Büyük gemilerin geçişi için boğazın kapatılmak zorunda kalınması ve gemiler arasında bırakılması gereken mesafeler ciddi zaman kayıplarına yol açıyor bu tür gemiler için beklemede geçen her saat önemli bir maliyet demektir. Yapılan projeksiyonlar 2050 yılında boğazdan geçecek gemi sayısının 78 bini bulacağını gösteriyor.
Halbuki hesaplamalara göre İstanbul Boğazı’nın güvenlik gemi geçiş kapasitesi 25 bindir.
Aziz milletim Kanal İstanbul Projesi ile amacımız her şeyden önce İstanbul Boğazı ve çevresindeki vatandaşlarımızın can ve mal güvenliğini sağlamaktır.

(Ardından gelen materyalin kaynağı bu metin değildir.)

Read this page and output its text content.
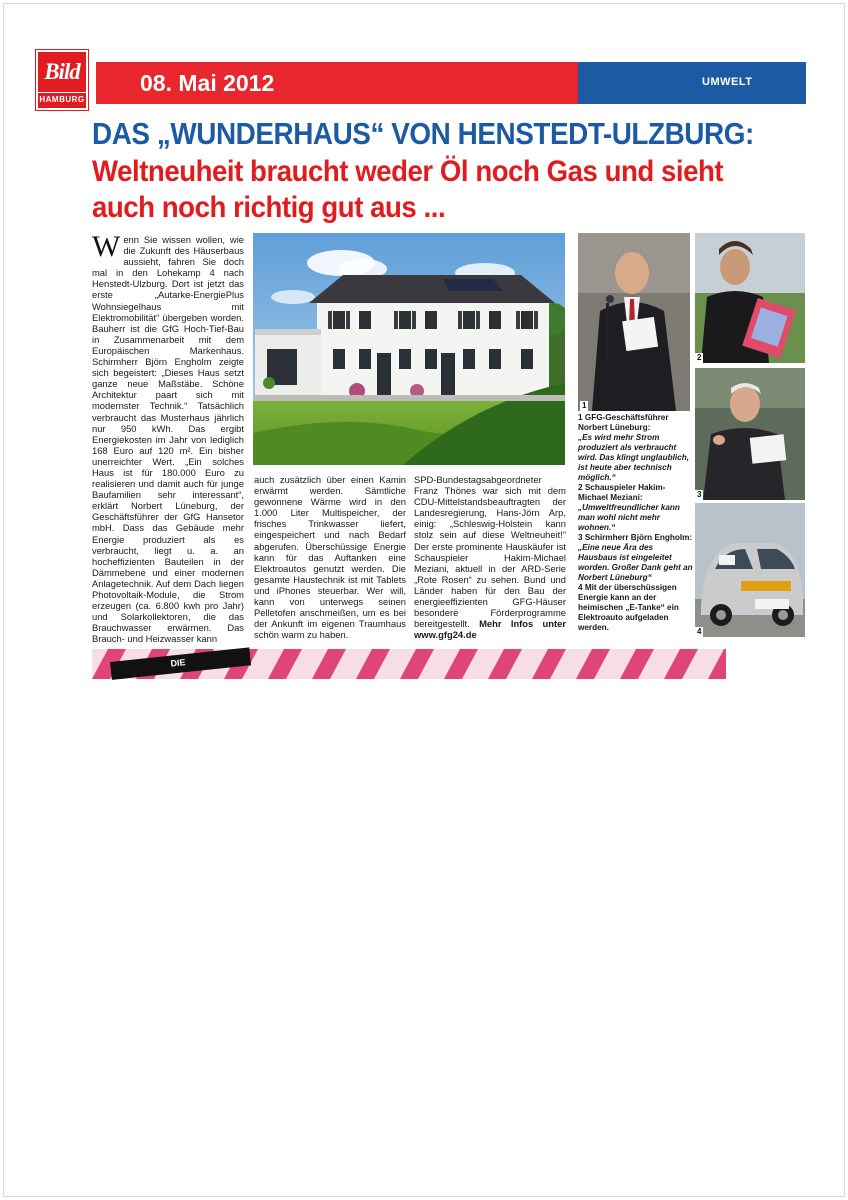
Bild
HAMBURG
08. Mai 2012	UMWELT
DAS „WUNDERHAUS“ VON HENSTEDT-ULZBURG:
Weltneuheit braucht weder Öl noch Gas und sieht auch noch richtig gut aus ...
Wenn Sie wissen wollen, wie die Zukunft des Häuserbaus aussieht, fahren Sie doch mal in den Lohekamp 4 nach Henstedt-Ulzburg. Dort ist jetzt das erste „Autarke-EnergiePlus Wohnsiegelhaus mit Elektromobilität“ übergeben worden. Bauherr ist die GfG Hoch-Tief-Bau in Zusammenarbeit mit dem Europäischen Markenhaus. Schirmherr Björn Engholm zeigte sich begeistert: „Dieses Haus setzt ganze neue Maßstäbe. Schöne Architektur paart sich mit modernster Technik.“ Tatsächlich verbraucht das Musterhaus jährlich nur 950 kWh. Das ergibt Energiekosten im Jahr von lediglich 168 Euro auf 120 m². Ein bisher unerreichter Wert. „Ein solches Haus ist für 180.000 Euro zu realisieren und damit auch für junge Baufamilien sehr interessant“, erklärt Norbert Lüneburg, der Geschäftsführer der GfG Hansetor mbH. Dass das Gebäude mehr Energie produziert als es verbraucht, liegt u. a. an hocheffizienten Bauteilen in der Dämmebene und einer modernen Anlagetechnik. Auf dem Dach liegen Photovoltaik-Module, die Strom erzeugen (ca. 6.800 kwh pro Jahr) und Solarkollektoren, die das Brauchwasser erwärmen. Das Brauch- und Heizwasser kann
auch zusätzlich über einen Kamin erwärmt werden. Sämtliche gewonnene Wärme wird in den 1.000 Liter Multispeicher, der frisches Trinkwasser liefert, eingespeichert und nach Bedarf abgerufen. Überschüssige Energie kann für das Auftanken eine Elektroautos genutzt werden. Die gesamte Haustechnik ist mit Tablets und iPhones steuerbar. Wer will, kann von unterwegs seinen Pelletofen anschmeißen, um es bei der Ankunft im eigenen Traumhaus schön warm zu haben.
SPD-Bundestagsabgeordneter Franz Thönes war sich mit dem CDU-Mittelstandsbeauftragten der Landesregierung, Hans-Jörn Arp, einig: „Schleswig-Holstein kann stolz sein auf diese Weltneuheit!“ Der erste prominente Hauskäufer ist Schauspieler Hakim-Michael Meziani, aktuell in der ARD-Serie „Rote Rosen“ zu sehen. Bund und Länder haben für den Bau der energieeffizienten GFG-Häuser besondere Förderprogramme bereitgestellt. Mehr Infos unter www.gfg24.de
1
2
3
4
1 GFG-Geschäftsführer Norbert Lüneburg:
„Es wird mehr Strom produziert als verbraucht wird. Das klingt unglaublich, ist heute aber technisch möglich.“
2 Schauspieler Hakim-Michael Meziani:
„Umweltfreundlicher kann man wohl nicht mehr wohnen.“
3 Schirmherr Björn Engholm:
„Eine neue Ära des Hausbaus ist eingeleitet worden. Großer Dank geht an Norbert Lüneburg“
4 Mit der überschüssigen Energie kann an der heimischen „E-Tanke“ ein Elektroauto aufgeladen werden.
DIE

Boğazın tarihi ve kültürel dokusunu güvenlik altına almak için de bu projeye ihtiyaç vardır. Gemi trafiği yükünün hafifletilmesi boğazın giriş ve çıkışındaki beklemelerin azaltılması boğazdaki seyir zorluğundan kaynaklanan sıkıntıların ortadan kaldırılması da projenin amaçları arasında yer alıyor.
Proje kapsamında yer alan 500000 kişi kapasiteli yerleşim alanları depreme hazırlık için gereken alternatif yerleşim alanları oluşturulması konusundaki eksiğimizi de kapatacaktır.
Kanal İstanbul fikri milletimizle paylaştığımız 27 Nisan 2011 tarihinden itibaren proje en ince detayına kadar çalışıldı. Önce güzergah ardından sondaj ve ön proje daha sonra etüt proje takibi ayrıntılı sağ ve laboratuar çalışmaları ile süreci yürütüldü.
Bu ülkede bugüne kadar dikili bir ağacınız yok bu ülkede sizden şu ana kadar Yavuz Sultan Selim Köprüsünü yaptık aynen bugün Kanal İstanbul için nasıl çıldırıyorsanız orada da öyle çıldırdınız.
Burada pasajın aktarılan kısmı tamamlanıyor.